How does one top a genre-defining album? By releasing 28 tracks that covers all of the bases, including hard rockers, sweet ballads, and melodramatic movements. Simultaneously criticized as bloated and pretentious along with praise for fulfilling potential, Mellon Collie and the Infinite Sadness catapulted The Smashing Pumpkins to a height Billy Corgan had always dreamed his band would reach. Working with producer Flood, whose work includes Violator by Depeche Mode, Corgan created an ostentatious sound that matched the sound of his ’70s music idols David Bowie, Cheap Trick, and Queen. Released on October 24th, 1995, and preceded by the smash “Bullet with Butterfly Wings,” Mellon Collie was a commercial blockbuster.

And it seemed for about 18 months, the Smashing Pumpkins could do no wrong, as they were front and center in the music media spotlight. Just as Butterfly Wings began to lose steam, 1979 became a huge hit, and when that started to fall down the charts, “Tonight, Tonight” became a permanent fixture on MTV’s playlist, culminating in the “Best Video” award at the 1997 VMA’s.

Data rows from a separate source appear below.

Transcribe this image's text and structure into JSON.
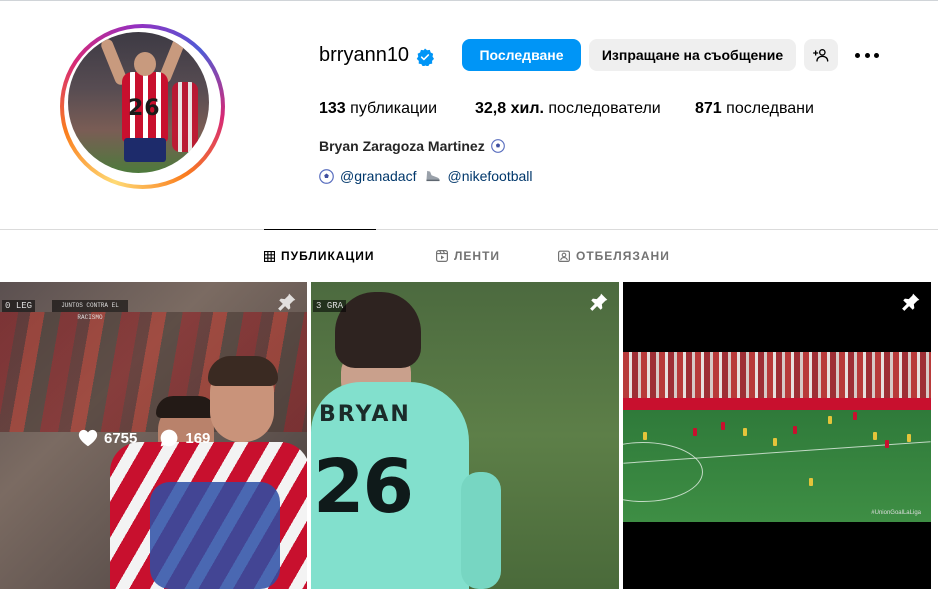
{
  "profile": {
    "username": "brryann10",
    "verified": true,
    "follow_label": "Последване",
    "message_label": "Изпращане на съобщение",
    "stats": {
      "posts_count": "133",
      "posts_label": "публикации",
      "followers_count": "32,8 хил.",
      "followers_label": "последователи",
      "following_count": "871",
      "following_label": "последвани"
    },
    "full_name": "Bryan Zaragoza Martinez",
    "links": [
      {
        "icon": "soccer-ball-icon",
        "text": "@granadacf"
      },
      {
        "icon": "football-boot-icon",
        "text": "@nikefootball"
      }
    ]
  },
  "tabs": [
    {
      "label": "ПУБЛИКАЦИИ",
      "icon": "grid-icon",
      "active": true
    },
    {
      "label": "ЛЕНТИ",
      "icon": "reels-icon",
      "active": false
    },
    {
      "label": "ОТБЕЛЯЗАНИ",
      "icon": "tagged-icon",
      "active": false
    }
  ],
  "posts": [
    {
      "pinned": true,
      "likes": "6755",
      "comments": "169",
      "score_left": "0",
      "score_team": "LEG",
      "banner": "JUNTOS CONTRA EL RACISMO"
    },
    {
      "pinned": true,
      "score_left": "3",
      "score_team": "GRA",
      "shirt_name": "BRYAN",
      "shirt_number": "26"
    },
    {
      "pinned": true,
      "watermark": "#UnionGoalLaLiga"
    }
  ],
  "colors": {
    "accent": "#0095f6",
    "secondary_button": "#efefef",
    "verified": "#0095f6",
    "link": "#00376b"
  }
}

That is not to say it was all roses for the Pumpkins. Those 18 months (almost entirely spent on the road) saw interband strife and legal troubles, culminating with the death of Jonathon Melvoin of a heroin overdose. The touring keyboard player, Melvoin had become close with Pumpkins drummer Jimmy Chamberlain, bonding over their love of music and drugs. Chamberlain had been partying with him in the room (he was the one who called 911) and was promptly arrested on drug possession charges. During the maelstrom of media scrutiny, Corgan unceremoniously dumped his good friend and founding member. Getting Filter’s Matt Walker to finish the tour, the Pumpkins carried on without much time to reflect. When the tour ended, they took a short sabbatical and recollected themselves.

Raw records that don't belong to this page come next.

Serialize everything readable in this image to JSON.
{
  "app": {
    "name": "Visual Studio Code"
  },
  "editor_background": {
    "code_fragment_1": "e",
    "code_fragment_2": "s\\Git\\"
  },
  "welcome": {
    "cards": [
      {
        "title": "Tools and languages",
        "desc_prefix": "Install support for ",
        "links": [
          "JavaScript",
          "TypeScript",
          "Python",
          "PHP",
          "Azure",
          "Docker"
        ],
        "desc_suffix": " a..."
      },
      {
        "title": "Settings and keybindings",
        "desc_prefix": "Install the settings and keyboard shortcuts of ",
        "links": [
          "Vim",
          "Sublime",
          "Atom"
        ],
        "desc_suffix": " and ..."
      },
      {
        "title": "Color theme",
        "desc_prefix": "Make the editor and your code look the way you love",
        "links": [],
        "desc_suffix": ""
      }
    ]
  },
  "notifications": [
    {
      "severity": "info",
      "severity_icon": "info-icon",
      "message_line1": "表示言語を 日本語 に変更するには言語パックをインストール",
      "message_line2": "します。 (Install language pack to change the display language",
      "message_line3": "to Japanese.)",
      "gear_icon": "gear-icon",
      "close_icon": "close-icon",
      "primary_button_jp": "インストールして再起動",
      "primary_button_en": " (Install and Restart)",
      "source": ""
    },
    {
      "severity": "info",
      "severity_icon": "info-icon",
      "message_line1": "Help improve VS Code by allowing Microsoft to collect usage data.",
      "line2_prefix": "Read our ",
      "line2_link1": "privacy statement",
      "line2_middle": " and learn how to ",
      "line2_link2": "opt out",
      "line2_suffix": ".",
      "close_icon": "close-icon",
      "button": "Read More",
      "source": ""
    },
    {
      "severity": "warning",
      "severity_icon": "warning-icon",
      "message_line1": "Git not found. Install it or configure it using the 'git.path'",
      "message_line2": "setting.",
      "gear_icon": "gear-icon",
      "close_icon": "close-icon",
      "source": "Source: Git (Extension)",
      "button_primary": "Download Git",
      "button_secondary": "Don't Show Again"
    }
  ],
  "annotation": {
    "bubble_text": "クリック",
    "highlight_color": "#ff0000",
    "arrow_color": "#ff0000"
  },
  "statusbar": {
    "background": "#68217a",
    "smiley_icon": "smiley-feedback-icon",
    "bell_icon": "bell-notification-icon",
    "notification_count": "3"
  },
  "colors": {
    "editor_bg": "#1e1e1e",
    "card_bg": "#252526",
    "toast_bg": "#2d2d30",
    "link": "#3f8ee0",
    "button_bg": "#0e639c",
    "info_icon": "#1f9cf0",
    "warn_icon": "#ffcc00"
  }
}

It was rumored that Corgan and company where going to go into an electronic direction, especially of the announcement that there would not be a replacement for Chamberlain. People got their first chance to hear the Pumpkins new sound with the release of “Eye” for the soundtrack of David Lynch’s film Lost Highway. While it was no “Bullet with Butterfly Wings,” the fan base was overwhelmingly positive for the track, and became a live favorite.

The death of his estranged mother became the focus of the album. Saying in interviews that he didn’t really know his mother, he was deeply moved by her passing. Corgan was in a pensive mood and wanted to shift his music to reflect that mood. Not one for modesty (or restrain), his “simpler” album would contain 17 tracks and run for over 70 minutes.

Perhaps due to the personal nature of the album, Corgan did all of the work on Adore. Previous albums featured at least a couple of Iha songs or collaborations. Not so for Adore, which was exclusively a Corgan affair. One look at the credits exclaims in bold type “Written and Produced by Billy Corgan.” Matt Walker appears in the credits more than anyone not named Corgan. Adore emphasized an earnestness that had only been shown in flashes on previous albums, including the bloated Mellon Collie.

The one thing Adore lacked most, unfortunately, was the one thing the masses wanted; stadium anthems. For a band whose fame grew on the sound of loud, bombastic brashness, this turn into softer, unguarded territory let many fans alienated. Critics, too, didn’t initially know what to think of the album. It would be an overstatement to say Adore was ahead of its time, but tracks like “Once Upon a Time” and “Perfect” capture an aesthetic (electro-acoustic, orchestral-synth flourishes, whiny vocals) would fit right into any emo/modern rock playlist today.

Their next album, MACHINA: the Machines of God, saw them return to form so to speak. Opening track and first single “Everlasting Gaze,” was to put everyone on notice that the Pumpkins of old where back. But it was too late. By the year 2000, the musical winds had changed and nu-metal and boy bands were the order of the day.

Further cementing that the band was always Billy’s baby, he announced that the Pumpkins would be no more. After a two night stand (sans original bassist D’arcy and with replacement Melissa Auf Der Maur) at the Chicago Metro on December 1st and 2nd of 2000, they played a retrospective of their career in front of long time hometown fans. And in a final f*ck you to their label, Corgan gave 100 copies of “Machina II: The Friends and Enemies of Modern Music” to friends who he knew would put the tracks on the internet, leaking the final document of a band that had been through many changes when it began 13 years earlier.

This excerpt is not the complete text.